I used heat maps and thresholding to filter out false positives. The classifier first detects windows which contain cars. I convert this into a heat map, such that pixels around cars will have postive value and those that are not cars will have zero value. The pipeline then averages heat maps over several consective frames to get better idea of cars. False predictions will have very low intensity after averaging. Finally, I apply a threshold to the averaged heatmap, to find cars with high confidence. This thresholded heatmap is passed to the label() method, which produces a bounding box around clusters of non-zero pixels.
Here are three consecutive frames and their heatmaps:
The pipeline obtains an average of previous five heatmaps and then applies and threshold, and uses the label() function to find bounding box on the heatmap. The bounding boxes are shown in the last row above.
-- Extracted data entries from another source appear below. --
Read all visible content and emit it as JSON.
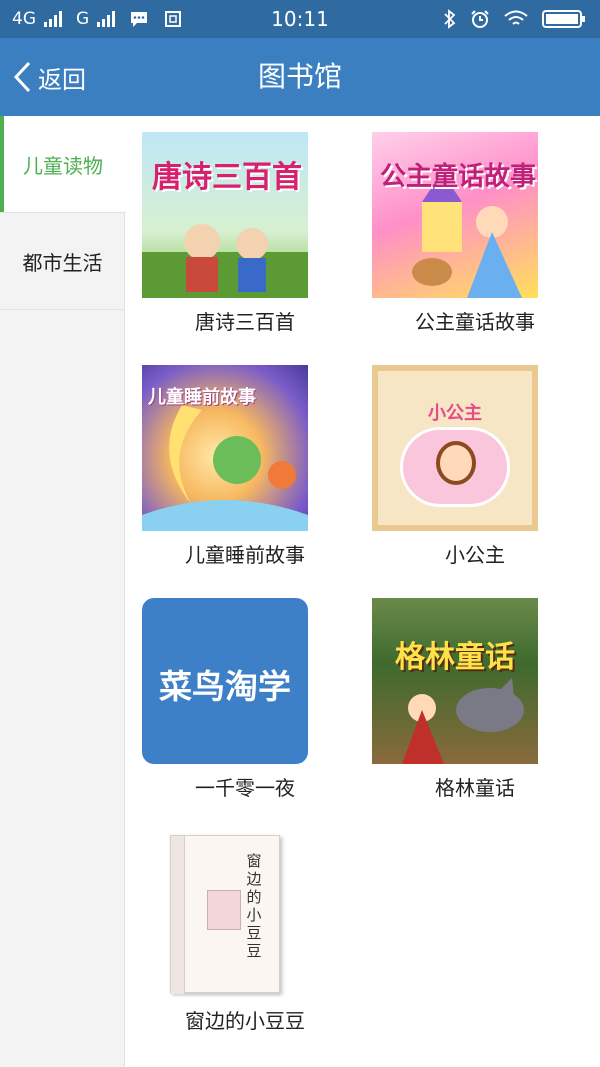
{
  "status_bar": {
    "network_left": "4G",
    "network_right": "G",
    "time": "10:11"
  },
  "header": {
    "back_label": "返回",
    "title": "图书馆"
  },
  "sidebar": {
    "items": [
      {
        "label": "儿童读物",
        "active": true
      },
      {
        "label": "都市生活",
        "active": false
      }
    ]
  },
  "books": [
    {
      "title": "唐诗三百首",
      "cover_text": "唐诗三百首"
    },
    {
      "title": "公主童话故事",
      "cover_text": "公主童话故事"
    },
    {
      "title": "儿童睡前故事",
      "cover_text": "儿童睡前故事"
    },
    {
      "title": "小公主",
      "cover_text": "小公主"
    },
    {
      "title": "一千零一夜",
      "cover_text": "菜鸟淘学"
    },
    {
      "title": "格林童话",
      "cover_text": "格林童话"
    },
    {
      "title": "窗边的小豆豆",
      "cover_text": "窗边的小豆豆"
    }
  ],
  "colors": {
    "status_bar": "#2f6aa1",
    "title_bar": "#3b7fc0",
    "accent_green": "#4caf50",
    "sidebar_bg": "#f3f3f3"
  }
}
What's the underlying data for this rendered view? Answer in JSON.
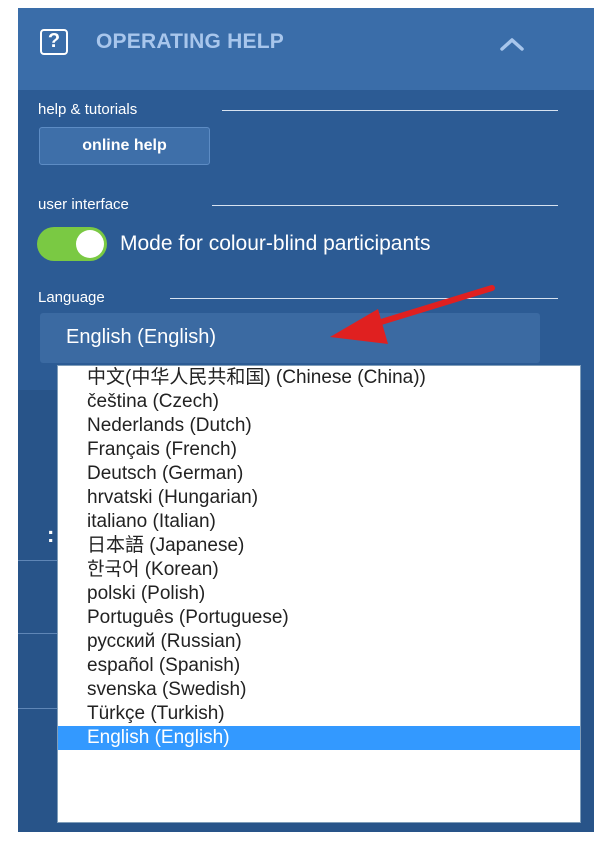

The heat maps shows that there are false positives in the third frame. However, those are removed through averaging and thresholding.
1. Briefly discuss any problems / issues you faced in your implementation of this project. Where will your pipeline likely fail? What could you do to make it more robust?
There were several problems, especially with parameter tuning as the parameter space is huge. There is no clear idea how to tune the HOG parameters. The classifier had test accuracy of 99%, but it still performed poorly on video. It takes several frames to get good bounding boxes around cars. That's because, the classifier gives completely different predictions even when there was slight change in road image between two consecutive frames. Furthermore, for some reason it does not detect cars from the side. rear-view predictions are good. I guess more training it required. Another challenge was the time taken to process each image was quite high. I believe deep-learning techinques must be used for faster clasification, and reduce the sensitivity to parameters.